Вырулив за ворота двора полицейского управления, я на первом же светофоре оказался перед заковыристой дилеммой: повернуть сразу направо, чтобы выезжать из Отару по верхней, идущей от вокзала улице, или же продолжить спускаться прямо, к пору, и там уже поворачивать направо и ехать вдоль моря. Двигаться поверху было быстрее, так как все припортовые магистрали обычно заставлены туристическими автобусами, которых, невзирая ни на какие понедельники со вторниками, с наступлением апреля становится все больше и больше. С другой стороны, проехать еще раз мимо «Юрия Кунгурцева» было бы логичнее с профессиональной точки зрения. К моменту включения нижней лампы светофора, которую у нас все почему-то называют синей, но считают при этом зеленой, стратегически важное решение было принято, и я стал спускаться с крутой горки, ведущей к порту. Упершись в канал, я не стал поворачивать направо, а переехал главную отарскую достопримечательность — постоянно мутную и невразумительную, — доехал до последнего перед портом светофора и только тут включил правую мигалку.

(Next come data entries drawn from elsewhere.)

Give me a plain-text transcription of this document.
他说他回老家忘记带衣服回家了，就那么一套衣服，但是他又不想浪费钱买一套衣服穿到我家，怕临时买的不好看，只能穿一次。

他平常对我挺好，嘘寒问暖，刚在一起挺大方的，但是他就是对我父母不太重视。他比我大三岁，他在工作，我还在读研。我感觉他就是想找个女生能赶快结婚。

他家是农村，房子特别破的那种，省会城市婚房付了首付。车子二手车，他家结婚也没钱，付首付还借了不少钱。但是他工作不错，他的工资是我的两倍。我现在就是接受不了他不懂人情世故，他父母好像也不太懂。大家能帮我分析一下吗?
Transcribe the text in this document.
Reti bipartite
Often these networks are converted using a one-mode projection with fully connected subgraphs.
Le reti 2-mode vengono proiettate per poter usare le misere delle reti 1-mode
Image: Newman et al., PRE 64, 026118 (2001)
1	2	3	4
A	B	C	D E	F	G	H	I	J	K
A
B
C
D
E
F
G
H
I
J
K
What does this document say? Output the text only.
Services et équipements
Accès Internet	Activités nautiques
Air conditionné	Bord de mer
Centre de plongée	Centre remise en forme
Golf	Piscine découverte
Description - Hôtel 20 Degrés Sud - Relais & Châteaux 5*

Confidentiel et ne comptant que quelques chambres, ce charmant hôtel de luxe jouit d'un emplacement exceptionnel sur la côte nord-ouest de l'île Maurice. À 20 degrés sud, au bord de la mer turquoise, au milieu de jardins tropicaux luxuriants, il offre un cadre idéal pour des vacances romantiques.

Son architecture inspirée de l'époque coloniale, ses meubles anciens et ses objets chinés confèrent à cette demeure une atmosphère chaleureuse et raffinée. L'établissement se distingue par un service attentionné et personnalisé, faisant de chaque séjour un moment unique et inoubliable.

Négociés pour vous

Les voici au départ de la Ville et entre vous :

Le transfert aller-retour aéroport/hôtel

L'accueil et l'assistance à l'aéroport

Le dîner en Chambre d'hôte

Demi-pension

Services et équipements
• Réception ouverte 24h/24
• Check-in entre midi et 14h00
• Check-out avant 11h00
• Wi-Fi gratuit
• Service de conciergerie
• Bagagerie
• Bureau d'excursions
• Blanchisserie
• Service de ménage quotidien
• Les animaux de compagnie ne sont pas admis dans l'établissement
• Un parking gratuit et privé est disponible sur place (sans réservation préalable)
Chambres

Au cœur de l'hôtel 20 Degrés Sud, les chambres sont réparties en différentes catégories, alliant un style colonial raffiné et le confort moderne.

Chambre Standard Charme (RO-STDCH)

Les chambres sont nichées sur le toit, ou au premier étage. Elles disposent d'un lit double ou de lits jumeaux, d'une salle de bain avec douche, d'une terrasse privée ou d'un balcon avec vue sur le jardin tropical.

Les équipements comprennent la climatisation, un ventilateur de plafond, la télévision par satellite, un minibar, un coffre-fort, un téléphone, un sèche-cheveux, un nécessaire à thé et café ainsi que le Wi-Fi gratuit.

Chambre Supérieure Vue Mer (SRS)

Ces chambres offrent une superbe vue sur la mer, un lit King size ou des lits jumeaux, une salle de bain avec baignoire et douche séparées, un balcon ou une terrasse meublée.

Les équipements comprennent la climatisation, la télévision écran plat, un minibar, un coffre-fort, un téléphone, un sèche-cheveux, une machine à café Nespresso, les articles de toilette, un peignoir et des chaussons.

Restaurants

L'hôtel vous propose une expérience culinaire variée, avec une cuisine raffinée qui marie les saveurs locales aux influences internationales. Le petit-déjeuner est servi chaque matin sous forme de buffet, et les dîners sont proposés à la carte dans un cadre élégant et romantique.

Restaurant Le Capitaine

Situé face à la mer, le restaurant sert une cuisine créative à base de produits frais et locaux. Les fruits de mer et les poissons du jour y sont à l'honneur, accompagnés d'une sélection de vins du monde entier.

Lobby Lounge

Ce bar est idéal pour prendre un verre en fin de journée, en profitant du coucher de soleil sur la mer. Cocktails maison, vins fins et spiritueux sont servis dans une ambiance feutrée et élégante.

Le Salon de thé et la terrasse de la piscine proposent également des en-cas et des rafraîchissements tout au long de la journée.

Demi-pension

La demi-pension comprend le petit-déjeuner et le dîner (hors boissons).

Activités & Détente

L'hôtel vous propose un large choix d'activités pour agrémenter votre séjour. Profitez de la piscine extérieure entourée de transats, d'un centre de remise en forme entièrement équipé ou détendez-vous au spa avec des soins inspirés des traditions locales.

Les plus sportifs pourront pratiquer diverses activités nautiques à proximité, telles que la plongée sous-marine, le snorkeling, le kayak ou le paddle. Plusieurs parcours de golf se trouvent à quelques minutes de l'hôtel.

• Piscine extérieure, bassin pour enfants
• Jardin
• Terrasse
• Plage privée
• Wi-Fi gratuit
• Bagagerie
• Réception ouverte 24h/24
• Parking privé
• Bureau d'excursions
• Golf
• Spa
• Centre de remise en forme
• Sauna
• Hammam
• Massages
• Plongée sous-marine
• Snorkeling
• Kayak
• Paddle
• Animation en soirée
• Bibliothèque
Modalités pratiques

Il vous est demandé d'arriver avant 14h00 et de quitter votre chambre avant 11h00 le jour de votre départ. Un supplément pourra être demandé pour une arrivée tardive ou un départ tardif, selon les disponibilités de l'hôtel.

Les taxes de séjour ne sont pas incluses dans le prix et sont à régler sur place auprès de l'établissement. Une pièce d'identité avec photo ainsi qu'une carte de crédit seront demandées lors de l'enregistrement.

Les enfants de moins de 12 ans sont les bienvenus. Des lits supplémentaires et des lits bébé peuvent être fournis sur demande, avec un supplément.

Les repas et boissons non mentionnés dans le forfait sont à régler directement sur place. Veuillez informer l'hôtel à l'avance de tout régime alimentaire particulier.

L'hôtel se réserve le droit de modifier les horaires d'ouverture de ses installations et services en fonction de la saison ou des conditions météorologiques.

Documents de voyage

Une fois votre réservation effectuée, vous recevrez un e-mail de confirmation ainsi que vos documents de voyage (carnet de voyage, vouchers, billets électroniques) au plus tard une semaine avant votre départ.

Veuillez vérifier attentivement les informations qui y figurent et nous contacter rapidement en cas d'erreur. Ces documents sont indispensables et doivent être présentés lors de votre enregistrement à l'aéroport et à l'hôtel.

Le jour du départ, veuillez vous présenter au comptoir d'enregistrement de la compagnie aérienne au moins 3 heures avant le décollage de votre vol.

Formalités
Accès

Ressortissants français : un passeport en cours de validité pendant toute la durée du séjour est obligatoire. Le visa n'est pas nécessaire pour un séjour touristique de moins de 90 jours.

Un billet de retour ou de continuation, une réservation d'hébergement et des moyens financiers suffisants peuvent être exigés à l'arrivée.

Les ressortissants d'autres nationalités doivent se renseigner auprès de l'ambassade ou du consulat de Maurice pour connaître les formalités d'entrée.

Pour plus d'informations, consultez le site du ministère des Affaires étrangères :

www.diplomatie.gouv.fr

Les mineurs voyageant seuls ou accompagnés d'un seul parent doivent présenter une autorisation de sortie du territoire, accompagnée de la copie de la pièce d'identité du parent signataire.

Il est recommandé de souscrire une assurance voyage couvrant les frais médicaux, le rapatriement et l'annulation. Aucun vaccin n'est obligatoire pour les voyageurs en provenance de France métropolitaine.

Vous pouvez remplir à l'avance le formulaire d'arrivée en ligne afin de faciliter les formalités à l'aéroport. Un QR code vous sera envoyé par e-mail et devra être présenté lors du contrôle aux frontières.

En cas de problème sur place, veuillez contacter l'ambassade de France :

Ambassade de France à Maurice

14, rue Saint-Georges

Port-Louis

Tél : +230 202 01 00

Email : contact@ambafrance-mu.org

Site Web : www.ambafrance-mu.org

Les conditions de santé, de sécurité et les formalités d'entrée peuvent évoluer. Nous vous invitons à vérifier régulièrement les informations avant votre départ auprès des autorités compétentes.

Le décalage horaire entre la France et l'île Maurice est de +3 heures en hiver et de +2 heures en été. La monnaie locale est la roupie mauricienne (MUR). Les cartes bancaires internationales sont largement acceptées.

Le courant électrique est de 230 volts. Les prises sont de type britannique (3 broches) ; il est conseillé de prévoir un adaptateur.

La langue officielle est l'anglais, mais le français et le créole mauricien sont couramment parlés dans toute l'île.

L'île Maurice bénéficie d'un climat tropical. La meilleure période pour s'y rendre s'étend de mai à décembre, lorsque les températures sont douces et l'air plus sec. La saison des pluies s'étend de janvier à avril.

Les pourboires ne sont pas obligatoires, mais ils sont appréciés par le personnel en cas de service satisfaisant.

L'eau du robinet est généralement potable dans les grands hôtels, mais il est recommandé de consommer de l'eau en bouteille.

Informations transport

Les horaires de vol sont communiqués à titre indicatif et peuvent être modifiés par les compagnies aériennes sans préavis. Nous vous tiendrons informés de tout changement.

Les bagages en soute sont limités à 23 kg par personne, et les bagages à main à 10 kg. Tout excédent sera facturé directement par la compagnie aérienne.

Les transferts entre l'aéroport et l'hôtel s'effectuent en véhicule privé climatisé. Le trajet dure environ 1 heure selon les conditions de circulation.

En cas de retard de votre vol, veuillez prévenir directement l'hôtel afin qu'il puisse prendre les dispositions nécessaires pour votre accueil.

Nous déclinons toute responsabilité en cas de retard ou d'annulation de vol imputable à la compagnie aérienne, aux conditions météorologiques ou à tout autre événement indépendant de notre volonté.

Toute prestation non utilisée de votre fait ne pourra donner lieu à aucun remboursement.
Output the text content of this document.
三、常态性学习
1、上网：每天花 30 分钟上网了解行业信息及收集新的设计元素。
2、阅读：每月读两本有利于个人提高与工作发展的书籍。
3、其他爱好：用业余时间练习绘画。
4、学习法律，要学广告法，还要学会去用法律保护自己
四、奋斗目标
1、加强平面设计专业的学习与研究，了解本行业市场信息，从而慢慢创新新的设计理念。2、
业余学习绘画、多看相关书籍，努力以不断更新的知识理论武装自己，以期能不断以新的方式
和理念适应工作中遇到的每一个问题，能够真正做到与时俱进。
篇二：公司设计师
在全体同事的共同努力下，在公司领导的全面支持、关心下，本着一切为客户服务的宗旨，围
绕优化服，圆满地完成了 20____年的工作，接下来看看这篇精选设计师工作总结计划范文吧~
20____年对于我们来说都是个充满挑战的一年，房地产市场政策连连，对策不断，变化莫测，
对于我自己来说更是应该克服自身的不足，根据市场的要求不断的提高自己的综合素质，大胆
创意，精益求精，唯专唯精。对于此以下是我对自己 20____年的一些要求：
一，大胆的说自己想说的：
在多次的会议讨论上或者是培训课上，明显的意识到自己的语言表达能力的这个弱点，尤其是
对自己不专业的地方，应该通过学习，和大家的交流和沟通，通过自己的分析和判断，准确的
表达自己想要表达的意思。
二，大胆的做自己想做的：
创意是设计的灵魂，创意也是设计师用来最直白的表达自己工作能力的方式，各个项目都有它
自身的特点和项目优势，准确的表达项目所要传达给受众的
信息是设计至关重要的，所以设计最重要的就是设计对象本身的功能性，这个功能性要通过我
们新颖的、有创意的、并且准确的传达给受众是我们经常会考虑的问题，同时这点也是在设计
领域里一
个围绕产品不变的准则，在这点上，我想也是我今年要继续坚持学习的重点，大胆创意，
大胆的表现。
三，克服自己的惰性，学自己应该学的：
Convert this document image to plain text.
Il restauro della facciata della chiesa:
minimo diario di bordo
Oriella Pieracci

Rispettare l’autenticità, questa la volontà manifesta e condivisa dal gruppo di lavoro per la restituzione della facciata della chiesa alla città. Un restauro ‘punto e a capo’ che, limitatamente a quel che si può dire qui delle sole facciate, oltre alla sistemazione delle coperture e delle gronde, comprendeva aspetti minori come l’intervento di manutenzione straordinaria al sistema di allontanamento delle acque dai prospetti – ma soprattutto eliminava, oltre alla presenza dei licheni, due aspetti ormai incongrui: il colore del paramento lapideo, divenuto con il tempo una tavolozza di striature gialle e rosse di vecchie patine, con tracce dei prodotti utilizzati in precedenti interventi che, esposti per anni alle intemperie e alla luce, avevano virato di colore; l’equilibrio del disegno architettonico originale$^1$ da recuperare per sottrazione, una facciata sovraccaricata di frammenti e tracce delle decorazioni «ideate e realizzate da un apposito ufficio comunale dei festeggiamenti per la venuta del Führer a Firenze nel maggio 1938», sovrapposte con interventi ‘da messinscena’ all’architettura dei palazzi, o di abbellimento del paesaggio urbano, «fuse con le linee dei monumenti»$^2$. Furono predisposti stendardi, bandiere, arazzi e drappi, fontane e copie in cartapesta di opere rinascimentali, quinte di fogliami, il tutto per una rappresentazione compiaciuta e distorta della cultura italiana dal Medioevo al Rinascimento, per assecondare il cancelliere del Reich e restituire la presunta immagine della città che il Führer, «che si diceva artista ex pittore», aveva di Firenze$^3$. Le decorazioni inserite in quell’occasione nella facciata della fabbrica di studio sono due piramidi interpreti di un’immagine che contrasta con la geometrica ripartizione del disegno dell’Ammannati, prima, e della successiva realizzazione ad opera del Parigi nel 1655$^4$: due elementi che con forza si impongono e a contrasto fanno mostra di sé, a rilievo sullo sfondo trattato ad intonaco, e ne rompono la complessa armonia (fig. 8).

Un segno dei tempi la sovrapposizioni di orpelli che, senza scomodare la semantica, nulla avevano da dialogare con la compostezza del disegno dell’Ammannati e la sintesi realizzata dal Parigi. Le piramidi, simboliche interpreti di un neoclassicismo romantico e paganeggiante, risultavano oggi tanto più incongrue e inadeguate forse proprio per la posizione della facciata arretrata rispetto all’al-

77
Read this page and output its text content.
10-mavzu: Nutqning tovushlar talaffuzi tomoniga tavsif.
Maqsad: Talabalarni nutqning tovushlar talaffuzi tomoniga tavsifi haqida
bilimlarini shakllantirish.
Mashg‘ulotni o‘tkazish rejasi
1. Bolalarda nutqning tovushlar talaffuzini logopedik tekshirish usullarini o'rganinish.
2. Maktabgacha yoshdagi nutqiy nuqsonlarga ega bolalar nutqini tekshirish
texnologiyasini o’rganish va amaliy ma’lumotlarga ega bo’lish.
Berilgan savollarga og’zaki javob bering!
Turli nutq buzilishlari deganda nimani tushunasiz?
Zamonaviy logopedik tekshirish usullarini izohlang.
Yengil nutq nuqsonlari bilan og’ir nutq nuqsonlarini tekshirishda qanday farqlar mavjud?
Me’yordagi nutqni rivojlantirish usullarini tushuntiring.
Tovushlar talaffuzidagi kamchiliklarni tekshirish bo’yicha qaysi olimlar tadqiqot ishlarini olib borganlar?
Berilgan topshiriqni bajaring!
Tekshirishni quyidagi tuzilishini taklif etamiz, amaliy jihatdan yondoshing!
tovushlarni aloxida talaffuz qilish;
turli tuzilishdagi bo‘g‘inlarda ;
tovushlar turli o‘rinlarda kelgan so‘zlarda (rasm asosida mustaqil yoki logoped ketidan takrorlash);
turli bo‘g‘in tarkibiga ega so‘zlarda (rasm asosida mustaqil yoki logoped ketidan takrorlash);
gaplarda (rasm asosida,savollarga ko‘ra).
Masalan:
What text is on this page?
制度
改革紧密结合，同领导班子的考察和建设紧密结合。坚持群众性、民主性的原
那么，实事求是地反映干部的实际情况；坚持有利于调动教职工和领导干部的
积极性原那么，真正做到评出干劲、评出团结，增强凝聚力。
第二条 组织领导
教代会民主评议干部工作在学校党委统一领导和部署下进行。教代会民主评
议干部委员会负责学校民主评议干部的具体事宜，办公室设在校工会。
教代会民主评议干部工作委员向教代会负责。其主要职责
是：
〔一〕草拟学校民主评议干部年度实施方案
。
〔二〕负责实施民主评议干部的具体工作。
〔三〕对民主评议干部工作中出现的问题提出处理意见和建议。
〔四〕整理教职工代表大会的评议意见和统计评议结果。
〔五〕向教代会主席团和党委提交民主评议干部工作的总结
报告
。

Как только я стал заруливать вправо, в поле моего соколиного зрения попал весьма странный объект, вернувший меня вместе с моей бездонной памятью на два часа назад. На углу, напротив меня, сияла на солнце пунцовым румянцем аляповатая вывеска «Ред-шоп», возле дверей которого, на скромной пятиместной стоянке, красовался бурый джип мастодонт, поразивший меня своим ужасающим видом в порту у трапа «Юрия Кунгурцева». А рядышком с этим автомобильным киборгом притулился скромненький серебристый «мицубиси — галант» с до боли знакомым номером: «Саппоро 52, Я—92–08». Соединив в сознании обе машины с образами их владельцев и прикинув, что вот так вот вдруг, нежданно — негаданно, подвернулась возможность совместить приятное с полезным (точнее, полезное с приятным, потому как первым я все — таки увидел джип, а затем уже — «галант»), я бросил взгляд во все три зеркала заднего вида, убедился, что от моего дерзкого маневра никто и ничто не пострадает, резко принял влево, выскочил на встречную полосу вывернул машину на девяносто градусов по отношению к тротуару тормознул посередине проезжей части, врубил задний ход и с ревом и свистом загнал послушный «сивик» в компанию с мастодонтом и «талантом».
Прежде чем подняться в магазин, я удовлетворил — правда, только отчасти — свое неуемное любопытство. Я обошел страшную машину со всех сторон и обнаружил спереди на решетке радиатора и сзади на кормовой дверце таинственную аббревиатуру «GAZ». Кроме сокращенного названия производителя советской «Волги», в моих необъятных мозгах ничего похожего и ассоциативного не всплыло, и я решил закончить установление «личности» этой более чем оригинальной броневой конструкции на четырех огромных колесах уже в магазине. По случаю понедельника магазин был практически пустой: за прилавком сонно зевал уже знакомый мне силач Накамура, у стеклянного шкафа колдовали двое иностранцев. Увидев меня, Накамура нисколько не удивился, удостоил небрежным поклоном и продолжил изучение какого-то журнала или каталога — от дверей мне было не разглядеть, какого именно. Мне же пришлось затаить на время любопытство по поводу джипа и обратить все свое внимание на одного из покупателей:
— Привет, Ганин! Ты как здесь?
— О, Такуя! — Ганин явно не ожидал, что я застукаю его в беспошлинном магазине в самом начале рабочей недели, и потому даже слегка смутился, чего обычно с ним никогда не случается. — А ты как?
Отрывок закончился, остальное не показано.